InfraROI: E como funcionaria a estruturação de projetos menores?
Reis: Hoje, o número de projetos municipais ultrapassou o de projetos estaduais na área de PPPs, um indicador extremamente relevante que indica que a maior demanda está concentrada na resolução de problemas como a destinação de resíduos sólidos, saneamento e iluminação pública, para citar alguns exemplos. Na base de dados do Radar de Projetos, dos 491 projetos de PPP e Concessão que comentamos, 221 são municipais, 188 estaduais, 66 da União (número que cresceu em função da 2ª fase do Programa de Investimentos em Logística – PIL 2) e 2 de consórcios públicos. Os projetos municipais pretendem equacionar desafios locais e que não envolvem grandes somas de investimentos se comparados, por exemplo, a projetos de construção uma rodovia. Estamos falando de projetos na casa dos R$ 100 milhões e não no universo de 2 bilhões de investimentos, para fazer uma comparação básica. É claro que há iniciativas, como a da cidade de São Paulo, que tem um projeto de reestruturação da iluminação pública com investimentos na ordem de R$ 2 bilhões. Talvez as capitais, em geral, estejam fora dessa curva e as PPPs demandem o know how de grandes construtoras. Fora isso, PPPs municipais trazem projetos com investimento, em alguns casos, na ordem de R$ 20 milhões ou 30 milhões, o que abre espaço para empresas de serviços e outros tipos de investidores. Nós temos dois cenários conjugados: o de projetos com investimentos menores e de projetos que têm, em função do objeto, uma necessidade menor de investimentos na infraestrutura. Nos dois casos, a palavra de ordem é eficiência. Há muito espaço para se gastar melhor no Brasil, para se implementar medidas de gestão e de eficientização da operação das infraestruturas que vão gerar benefícios e que são muito sinérgicos. Exemplos? As PPPs ligadas à unidades básicas de saúde (UBS, UPAs). Para se fazer uma UPA, o investimento é baixíssimo porque são infraestruturas simples. O principal para que o modelo dê certo é uma gestão e uma integração entre os equipamentos de saúde. Vários municípios já perceberam essa questão e estão se valendo das PPPs para atender a estas demandas.

InfraROI: Mas como se resolve isso se as prefeituras também estão sem dinheiro?
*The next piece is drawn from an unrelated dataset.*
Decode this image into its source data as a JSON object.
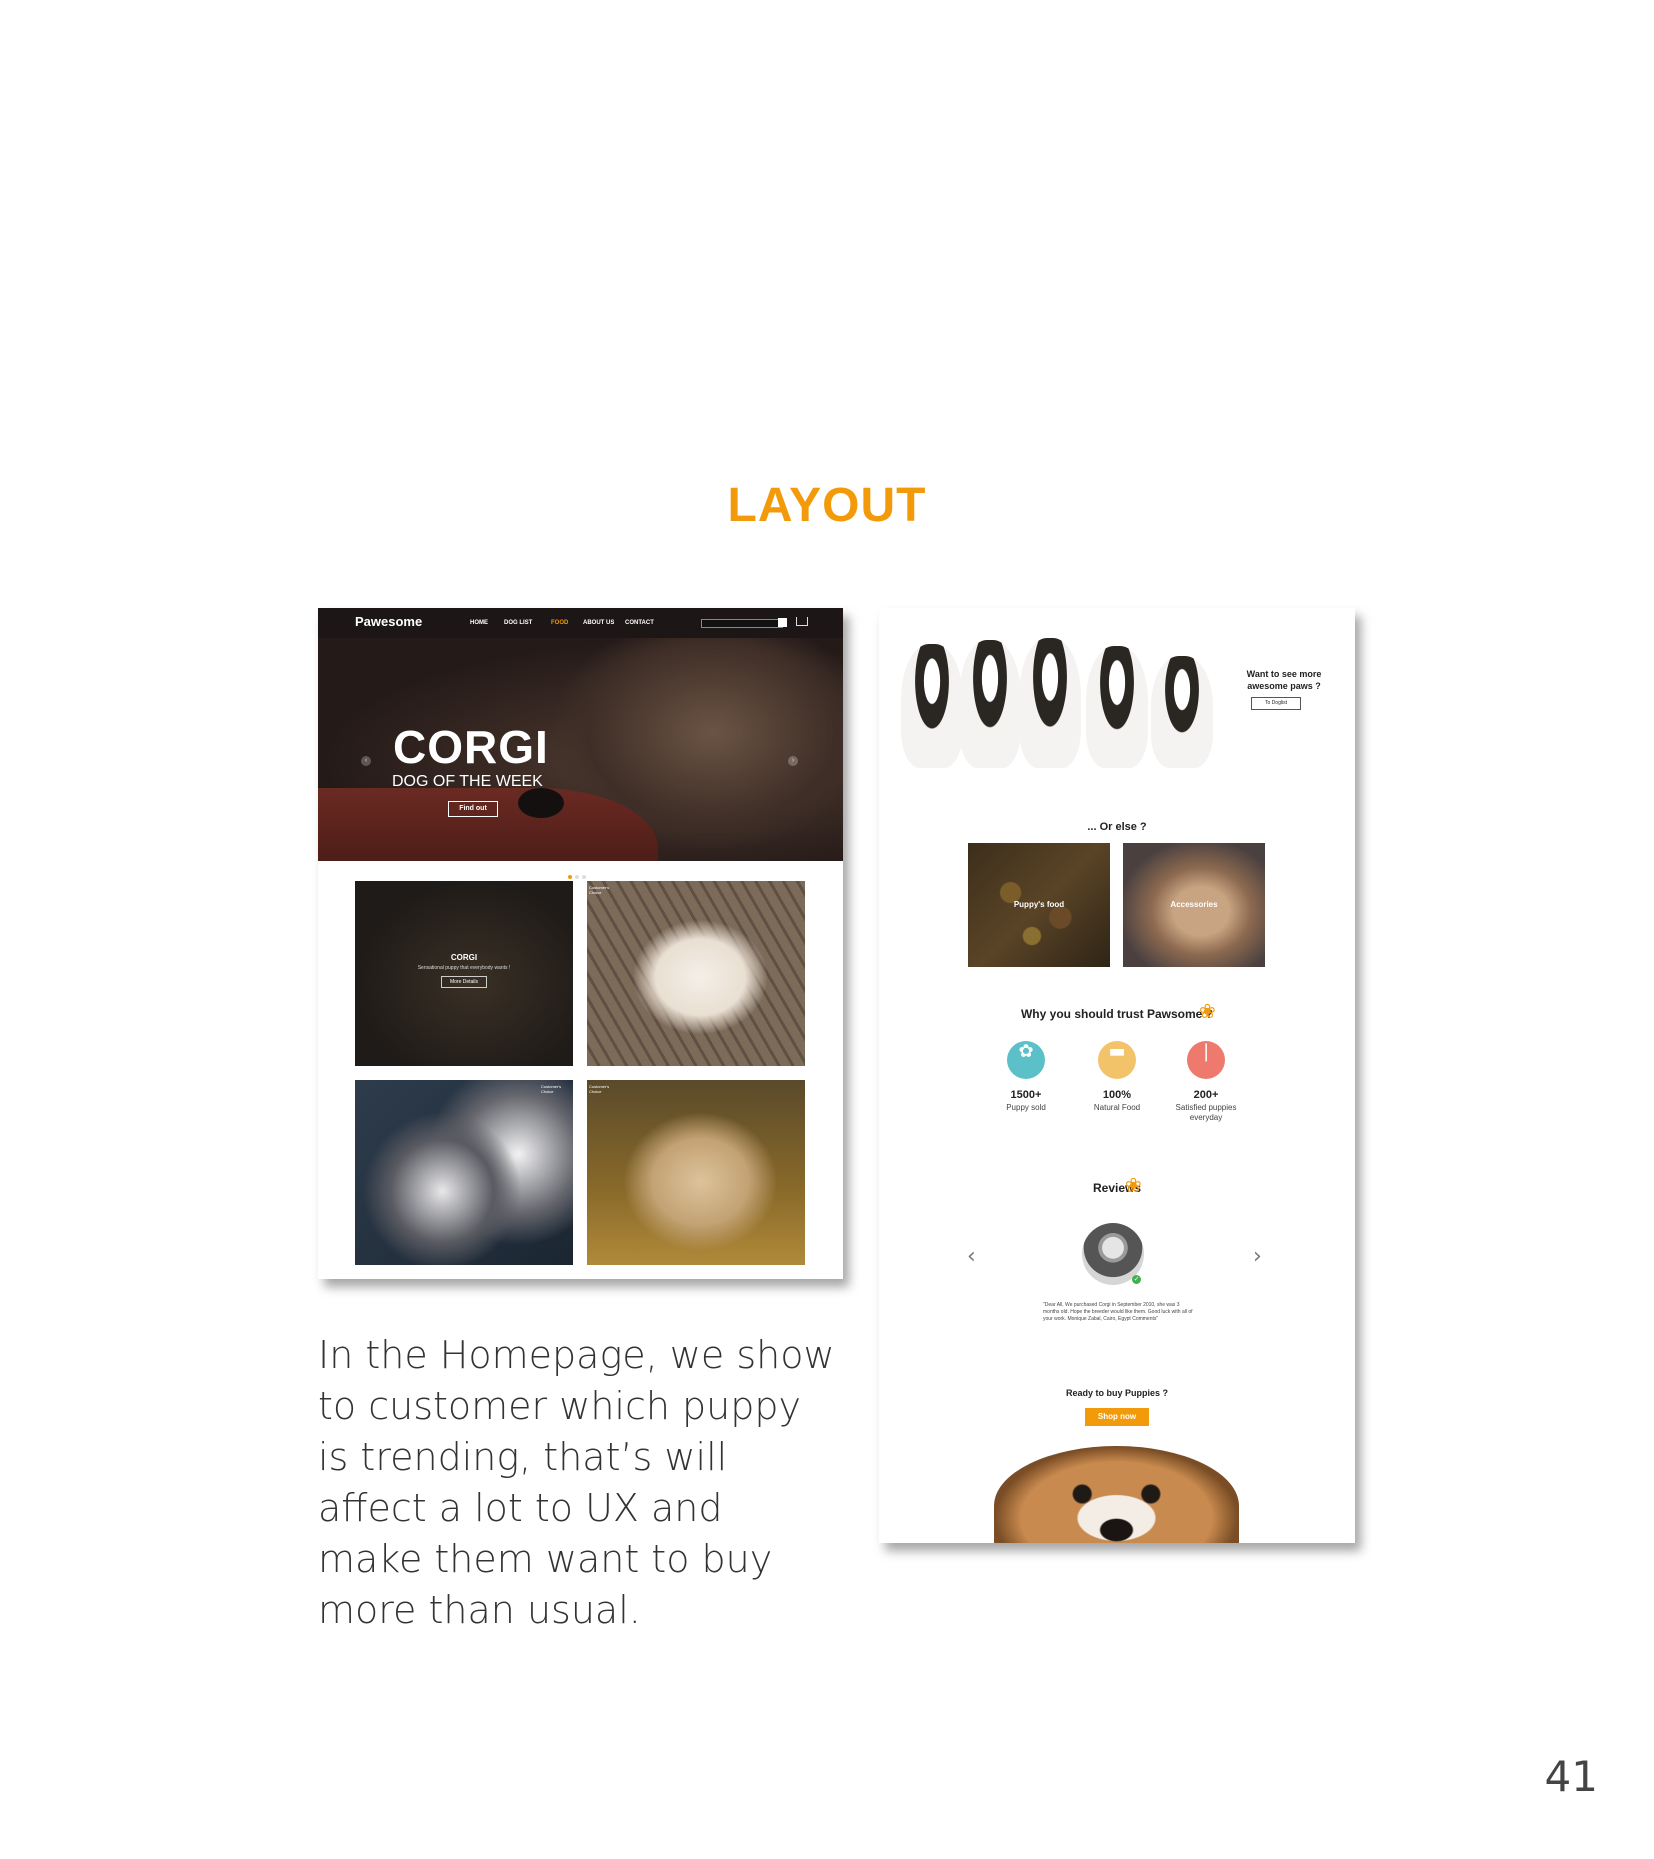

Reis: Estamos falando de projetos onde o gasto público já existe. Quando a gente fala em medidas de eficientização é porque já existe o gasto e são gastos em um nível subótimo. O papel da PPP é torná-lo ótimo. Claro que o Brasil vive um momento fiscal delicado e qualquer um que fale o contrário está ignorando as projeções e os números. Porém, é justamente nesse momento que o perfil empreendedor e que a força e as sinergias geradas pelas PPPs devem ser debatidas e implementadas, pois fazem a diferença na eficiência do gasto, ou seja, passa-se a produzir mais resultados com menos recursos. Se há uma deficiência na área de investimentos públicos diretos, a melhor saída para isso é fazer com que o mercado privado faça o investimento e o faça de maneira mais eficiente para que se reduza o custo da operação pública.